Is Buying Health Insurance Like Shopping on Amazon? : CJR
On Monday, the AP reported that, as part of its health reform efforts, the federal government would require states to establish online shopping services that would ostensibly make it easier for consumers to research and purchase health insurance. The AP reported: “The new marketplaces are supposed to work like an amazon.com for health insurance, providing consumers with one-stop shopping for competitively priced coverage.” As she has before, Secretary of Health and Human Services Kathleen Sebelius argued that “more competition will drive down costs and exchanges will give individuals and small businesses the same purchasing power big businesses have today.” The AP didn’t say how that would happen, nor did it mention that up to half of the governing board for these shopping services could be composed of industry reps, creating the potential for fox-in-the-hen-house regulation. At least one consumer rep must be on the board.

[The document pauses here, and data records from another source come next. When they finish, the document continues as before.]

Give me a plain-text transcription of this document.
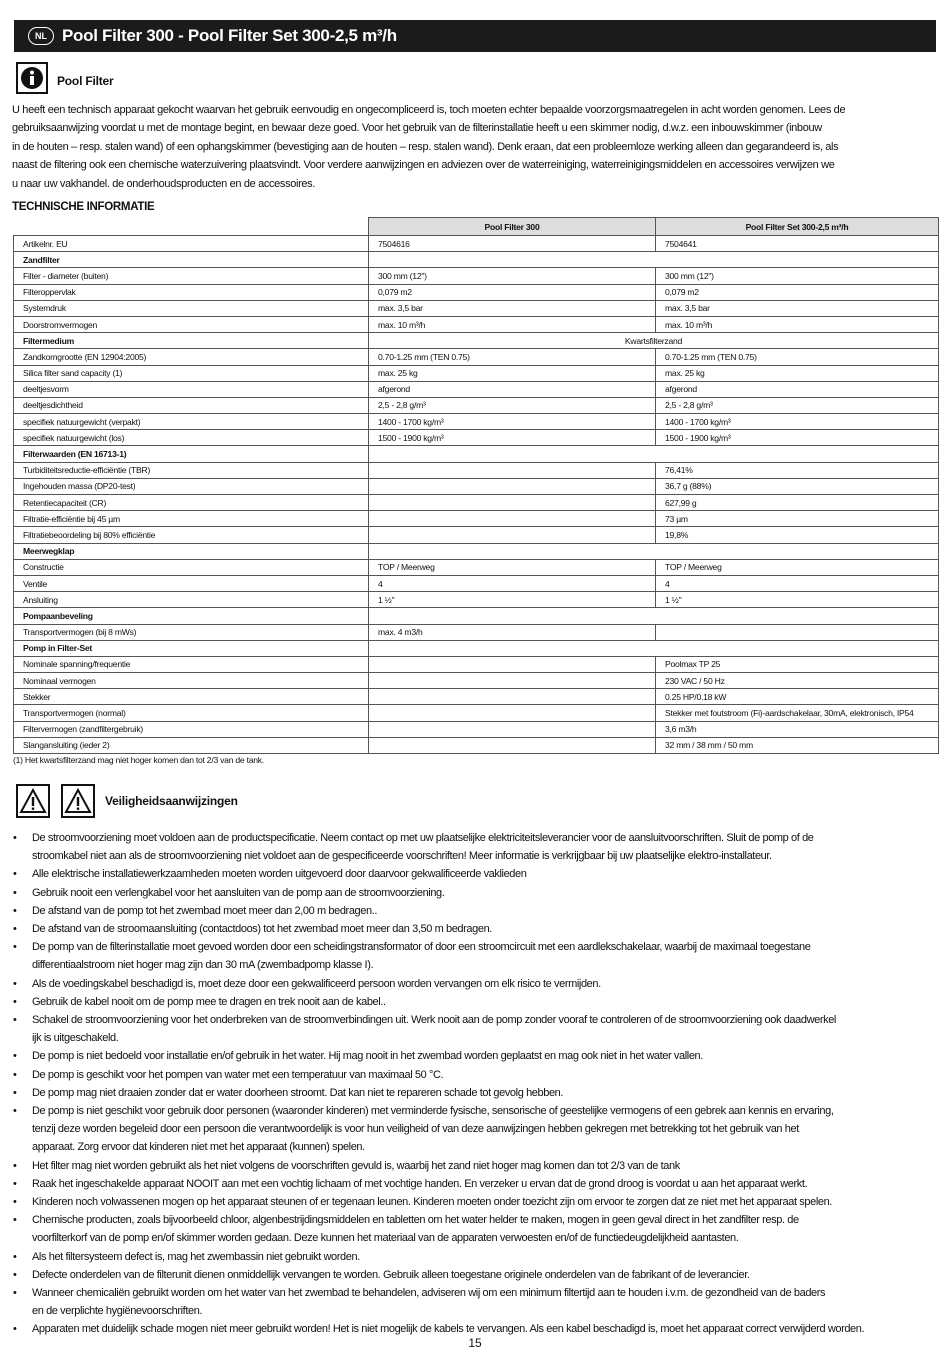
NL Pool Filter 300 - Pool Filter Set 300-2,5 m³/h
Pool Filter
U heeft een technisch apparaat gekocht waarvan het gebruik eenvoudig en ongecompliceerd is, toch moeten echter bepaalde voorzorgsmaatregelen in acht worden genomen. Lees de
gebruiksaanwijzing voordat u met de montage begint, en bewaar deze goed. Voor het gebruik van de filterinstallatie heeft u een skimmer nodig, d.w.z. een inbouwskimmer (inbouw
in de houten – resp. stalen wand) of een ophangskimmer (bevestiging aan de houten – resp. stalen wand). Denk eraan, dat een probleemloze werking alleen dan gegarandeerd is, als
naast de filtering ook een chemische waterzuivering plaatsvindt. Voor verdere aanwijzingen en adviezen over de waterreiniging, waterreinigingsmiddelen en accessoires verwijzen we
u naar uw vakhandel. de onderhoudsproducten en de accessoires.
TECHNISCHE INFORMATIE
	Pool Filter 300	Pool Filter Set 300-2,5 m³/h
Artikelnr. EU	7504616	7504641
Zandfilter		
Filter - diameter (buiten)	300 mm (12")	300 mm (12")
Filteroppervlak	0,079 m2	0,079 m2
Systemdruk	max. 3,5 bar	max. 3,5 bar
Doorstromvermogen	max. 10 m³/h	max. 10 m³/h
Filtermedium	Kwartsfilterzand	
Zandkorngrootte (EN 12904:2005)	0.70-1.25 mm (TEN 0.75)	0.70-1.25 mm (TEN 0.75)
Silica filter sand capacity (1)	max. 25 kg	max. 25 kg
deeltjesvorm	afgerond	afgerond
deeltjesdichtheid	2,5 - 2,8 g/m³	2,5 - 2,8 g/m³
specifiek natuurgewicht (verpakt)	1400 - 1700 kg/m³	1400 - 1700 kg/m³
specifiek natuurgewicht (los)	1500 - 1900 kg/m³	1500 - 1900 kg/m³
Filterwaarden (EN 16713-1)		
Turbiditeitsreductie-efficiëntie (TBR)		76,41%
Ingehouden massa (DP20-test)		36,7 g (88%)
Retentiecapaciteit (CR)		627,99 g
Filtratie-efficiëntie bij 45 µm		73 µm
Filtratiebeoordeling bij 80% efficiëntie		19,8%
Meerwegklap		
Constructie	TOP / Meerweg	TOP / Meerweg
Ventile	4	4
Ansluiting	1 ½"	1 ½"
Pompaanbeveling		
Transportvermogen (bij 8 mWs)	max. 4 m3/h	
Pomp in Filter-Set		
Nominale spanning/frequentie		Poolmax TP 25
Nominaal vermogen		230 VAC / 50 Hz
Stekker		0.25 HP/0.18 kW
Transportvermogen (normal)		Stekker met foutstroom (Fi)-aardschakelaar, 30mA, elektronisch, IP54
Filtervermogen (zandfiltergebruik)		3,6 m3/h
Slangansluiting (ieder 2)		32 mm / 38 mm / 50 mm
(1) Het kwartsfilterzand mag niet hoger komen dan tot 2/3 van de tank.
Veiligheidsaanwijzingen
• De stroomvoorziening moet voldoen aan de productspecificatie. Neem contact op met uw plaatselijke elektriciteitsleverancier voor de aansluitvoorschriften. Sluit de pomp of de
stroomkabel niet aan als de stroomvoorziening niet voldoet aan de gespecificeerde voorschriften! Meer informatie is verkrijgbaar bij uw plaatselijke elektro-installateur.
• Alle elektrische installatiewerkzaamheden moeten worden uitgevoerd door daarvoor gekwalificeerde vaklieden
• Gebruik nooit een verlengkabel voor het aansluiten van de pomp aan de stroomvoorziening.
• De afstand van de pomp tot het zwembad moet meer dan 2,00 m bedragen..
• De afstand van de stroomaansluiting (contactdoos) tot het zwembad moet meer dan 3,50 m bedragen.
• De pomp van de filterinstallatie moet gevoed worden door een scheidingstransformator of door een stroomcircuit met een aardlekschakelaar, waarbij de maximaal toegestane
differentiaalstroom niet hoger mag zijn dan 30 mA (zwembadpomp klasse I).
• Als de voedingskabel beschadigd is, moet deze door een gekwalificeerd persoon worden vervangen om elk risico te vermijden.
• Gebruik de kabel nooit om de pomp mee te dragen en trek nooit aan de kabel..
• Schakel de stroomvoorziening voor het onderbreken van de stroomverbindingen uit. Werk nooit aan de pomp zonder vooraf te controleren of de stroomvoorziening ook daadwerkel
ijk is uitgeschakeld.
• De pomp is niet bedoeld voor installatie en/of gebruik in het water. Hij mag nooit in het zwembad worden geplaatst en mag ook niet in het water vallen.
• De pomp is geschikt voor het pompen van water met een temperatuur van maximaal 50 °C.
• De pomp mag niet draaien zonder dat er water doorheen stroomt. Dat kan niet te repareren schade tot gevolg hebben.
• De pomp is niet geschikt voor gebruik door personen (waaronder kinderen) met verminderde fysische, sensorische of geestelijke vermogens of een gebrek aan kennis en ervaring,
tenzij deze worden begeleid door een persoon die verantwoordelijk is voor hun veiligheid of van deze aanwijzingen hebben gekregen met betrekking tot het gebruik van het
apparaat. Zorg ervoor dat kinderen niet met het apparaat (kunnen) spelen.
• Het filter mag niet worden gebruikt als het niet volgens de voorschriften gevuld is, waarbij het zand niet hoger mag komen dan tot 2/3 van de tank
• Raak het ingeschakelde apparaat NOOIT aan met een vochtig lichaam of met vochtige handen. En verzeker u ervan dat de grond droog is voordat u aan het apparaat werkt.
• Kinderen noch volwassenen mogen op het apparaat steunen of er tegenaan leunen. Kinderen moeten onder toezicht zijn om ervoor te zorgen dat ze niet met het apparaat spelen.
• Chemische producten, zoals bijvoorbeeld chloor, algenbestrijdingsmiddelen en tabletten om het water helder te maken, mogen in geen geval direct in het zandfilter resp. de
voorfilterkorf van de pomp en/of skimmer worden gedaan. Deze kunnen het materiaal van de apparaten verwoesten en/of de functiedeugdelijkheid aantasten.
• Als het filtersysteem defect is, mag het zwembassin niet gebruikt worden.
• Defecte onderdelen van de filterunit dienen onmiddellijk vervangen te worden. Gebruik alleen toegestane originele onderdelen van de fabrikant of de leverancier.
• Wanneer chemicaliën gebruikt worden om het water van het zwembad te behandelen, adviseren wij om een minimum filtertijd aan te houden i.v.m. de gezondheid van de baders
en de verplichte hygiënevoorschriften.
• Apparaten met duidelijk schade mogen niet meer gebruikt worden! Het is niet mogelijk de kabels te vervangen. Als een kabel beschadigd is, moet het apparaat correct verwijderd worden.
15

The AP story brought to mind a piece I have been waiting to comment on—a fine story by WBUR’s Martha Bebinger that reporters ought to use as a model when looking for interesting ways to report on a not-so-interesting subject. Bebinger reported on the shopping experience of Sarah Bechta, a wife, mother, and doctor living in Northborough, Massachusetts. Bechta spent six to eight hours comparing plans, trying to figure out whether one of those newfangled insurance plans with tiers of high, medium, and low-priced docs and hospitals was right for her. Massachusetts is leading the way in creating new insurance products that, in turn, create more headaches for consumers. Insurers are encouraging them to choose low-cost providers; in return, they will give them a price break either on the premium or on their out-of-pocket costs. In effect, they are following a sales strategy that assumes buying insurance is like making a choice at Baskin Robbins.
Dr. Bechta’s experience shows the difficulty of “choosing the best.” Bechta learned that a tiered plan would cut her premium in half, and she would save around $1400 a year, a sum that “made me stop and think,” she said. But then she asked herself the relevant question: Would higher deductibles and copayments gobble up the savings? They might if she could predict what illnesses her family would have during the year. “I could not figure it out,” she said. Of course she couldn’t. If you have a chronic illness, some medical expenses are predictable. But for other people, they are not. Bechta did some rough calculations of the costs she would incur if her daughter came down with appendicitis. If her daughter went to a tier 3, higher cost hospital—such as Children’s, which her doctor might recommend—the premium savings would be wiped out.